Publishing wise, the poor financial situation and sanctions imposed evident hardship. Journal processing or international conferences registration fee became unpayable. Mainly, because the amount was no longer affordable for students, and because of the inability to make money transactions from Syria. Finally, many academics have left the country which actually deprived many students of essential mentors. Evidently, this is a strenuous reality. Who can think of research in these circumstances. However, nothing is absolute.

Many factors have helped Syrian students overcome these limitations.
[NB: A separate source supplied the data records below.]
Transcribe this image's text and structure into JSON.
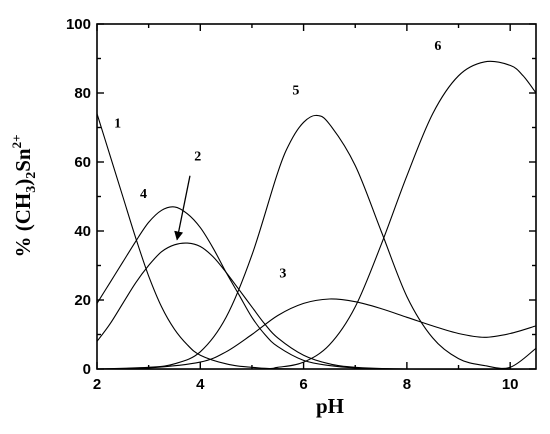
{
  "chart_data": {
    "type": "line",
    "title": "",
    "xlabel": "pH",
    "ylabel_parts": {
      "prefix": "% (CH",
      "sub": "3",
      "mid": ")",
      "sub2": "2",
      "suffix": "Sn",
      "sup": "2+"
    },
    "xlim": [
      2,
      10.5
    ],
    "ylim": [
      0,
      100
    ],
    "x_ticks": [
      "2",
      "4",
      "6",
      "8",
      "10"
    ],
    "y_ticks": [
      "0",
      "20",
      "40",
      "60",
      "80",
      "100"
    ],
    "grid": false,
    "legend": "none",
    "series": [
      {
        "label": "1",
        "points": [
          [
            2.0,
            74
          ],
          [
            2.25,
            62
          ],
          [
            2.5,
            50
          ],
          [
            2.75,
            38
          ],
          [
            3.0,
            27
          ],
          [
            3.25,
            18
          ],
          [
            3.5,
            11.5
          ],
          [
            3.75,
            7
          ],
          [
            4.0,
            4
          ],
          [
            4.5,
            1.5
          ],
          [
            5.0,
            0.5
          ],
          [
            6.0,
            0
          ],
          [
            10.5,
            0
          ]
        ]
      },
      {
        "label": "2",
        "points": [
          [
            2.0,
            8
          ],
          [
            2.25,
            13
          ],
          [
            2.5,
            19
          ],
          [
            2.75,
            25
          ],
          [
            3.0,
            30
          ],
          [
            3.25,
            34
          ],
          [
            3.5,
            36
          ],
          [
            3.75,
            36.5
          ],
          [
            4.0,
            35.5
          ],
          [
            4.25,
            32.5
          ],
          [
            4.5,
            28
          ],
          [
            4.75,
            23
          ],
          [
            5.0,
            18
          ],
          [
            5.25,
            13
          ],
          [
            5.5,
            9
          ],
          [
            6.0,
            4
          ],
          [
            6.5,
            1.5
          ],
          [
            7.0,
            0.5
          ],
          [
            8.0,
            0
          ],
          [
            10.5,
            0
          ]
        ]
      },
      {
        "label": "3",
        "points": [
          [
            2.0,
            0
          ],
          [
            3.0,
            0.3
          ],
          [
            4.0,
            2
          ],
          [
            4.5,
            5
          ],
          [
            5.0,
            10
          ],
          [
            5.5,
            15.5
          ],
          [
            6.0,
            19
          ],
          [
            6.5,
            20.3
          ],
          [
            7.0,
            19.5
          ],
          [
            7.5,
            17.5
          ],
          [
            8.0,
            15
          ],
          [
            8.5,
            12.5
          ],
          [
            9.0,
            10.3
          ],
          [
            9.5,
            9.2
          ],
          [
            10.0,
            10.3
          ],
          [
            10.5,
            12.5
          ]
        ]
      },
      {
        "label": "4",
        "points": [
          [
            2.0,
            19
          ],
          [
            2.25,
            25
          ],
          [
            2.5,
            31
          ],
          [
            2.75,
            37
          ],
          [
            3.0,
            42.5
          ],
          [
            3.25,
            46
          ],
          [
            3.5,
            47
          ],
          [
            3.75,
            45
          ],
          [
            4.0,
            41
          ],
          [
            4.25,
            35
          ],
          [
            4.5,
            28
          ],
          [
            4.75,
            21.5
          ],
          [
            5.0,
            15
          ],
          [
            5.25,
            10
          ],
          [
            5.5,
            6.5
          ],
          [
            6.0,
            2.5
          ],
          [
            6.5,
            1
          ],
          [
            7.0,
            0.3
          ],
          [
            8.0,
            0
          ],
          [
            10.5,
            0
          ]
        ]
      },
      {
        "label": "5",
        "points": [
          [
            2.0,
            0
          ],
          [
            3.0,
            0.5
          ],
          [
            3.5,
            1.5
          ],
          [
            4.0,
            5
          ],
          [
            4.5,
            15
          ],
          [
            5.0,
            33
          ],
          [
            5.5,
            57
          ],
          [
            5.75,
            66
          ],
          [
            6.0,
            71.5
          ],
          [
            6.25,
            73.5
          ],
          [
            6.5,
            71
          ],
          [
            7.0,
            59
          ],
          [
            7.5,
            40
          ],
          [
            8.0,
            21
          ],
          [
            8.5,
            9
          ],
          [
            9.0,
            3
          ],
          [
            9.5,
            1
          ],
          [
            10.0,
            0.5
          ],
          [
            10.5,
            6
          ]
        ]
      },
      {
        "label": "6",
        "points": [
          [
            2.0,
            0
          ],
          [
            5.0,
            0
          ],
          [
            5.5,
            0.5
          ],
          [
            6.0,
            2
          ],
          [
            6.5,
            7
          ],
          [
            7.0,
            18
          ],
          [
            7.5,
            36
          ],
          [
            8.0,
            56
          ],
          [
            8.5,
            74
          ],
          [
            9.0,
            85
          ],
          [
            9.5,
            89
          ],
          [
            10.0,
            88
          ],
          [
            10.25,
            85
          ],
          [
            10.5,
            80
          ]
        ]
      }
    ],
    "annotations": [
      {
        "text": "1",
        "x": 2.4,
        "y": 70
      },
      {
        "text": "2",
        "x": 3.95,
        "y": 60.5
      },
      {
        "text": "3",
        "x": 5.6,
        "y": 26.5
      },
      {
        "text": "4",
        "x": 2.9,
        "y": 49.5
      },
      {
        "text": "5",
        "x": 5.85,
        "y": 79.5
      },
      {
        "text": "6",
        "x": 8.6,
        "y": 92.5
      }
    ],
    "arrow": {
      "from": [
        3.8,
        56
      ],
      "to": [
        3.55,
        37.5
      ]
    }
  }
}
These can be classified to international and local ones. The international factors have played a major role by partially replacing the lost qualified mentors. The online research courses had a great impact because they provided much-needed quality education.

Two Courses should be mentioned in this regards. The Syrian American Medical Association research courses and the NIH-IPPCR course. This year the IPPCR course was hosted by SMSA all around Syria in Tishreen, Damascus, and Aleppo Universities. In addition, other factors like the free open access provided by some of the journals, motivated medical students to publish.

Local factors have also played a major role. Medical students have shown a great team work spirit and cooperation to overcome the difficulties. Working in Volunteer teams, they have relied on motivation and peer-education to empower their fellow medical students through research groups, conferences, and workshops.

With each new publication students became more and more motivated. They started forgetting about the difficulties and focusing on being proactive and productive.

Interestingly, everything has changed in the recent year. We have witnessed a boom in the number of medical students’ publications. In the current moment, I can confidently say that research has moved from a small-sized idea to a faculty-wide, ever-increasing trend.

The upcoming years will unveil the talents and will power of Syrian medical students.

About the author

Alexey is a 6th year M.D student in Tishreen University, Lattakia, Syria. IFMSA wise, he is the president and founder of the Syrian Medical Students Association SMSA-Tishreen local committee that officially represents his university in the IFMSA. He is deeply interested in research. He has 1 peer-reviewed publication and 4 ongoing research projects. To locally empower research, he has hosted the IPPCR course in his university and has created a cooperative research team. One of the prominent projects he is working on, is a quality improvement project that aims to locally empower hand hygiene practices at his university’s hospital.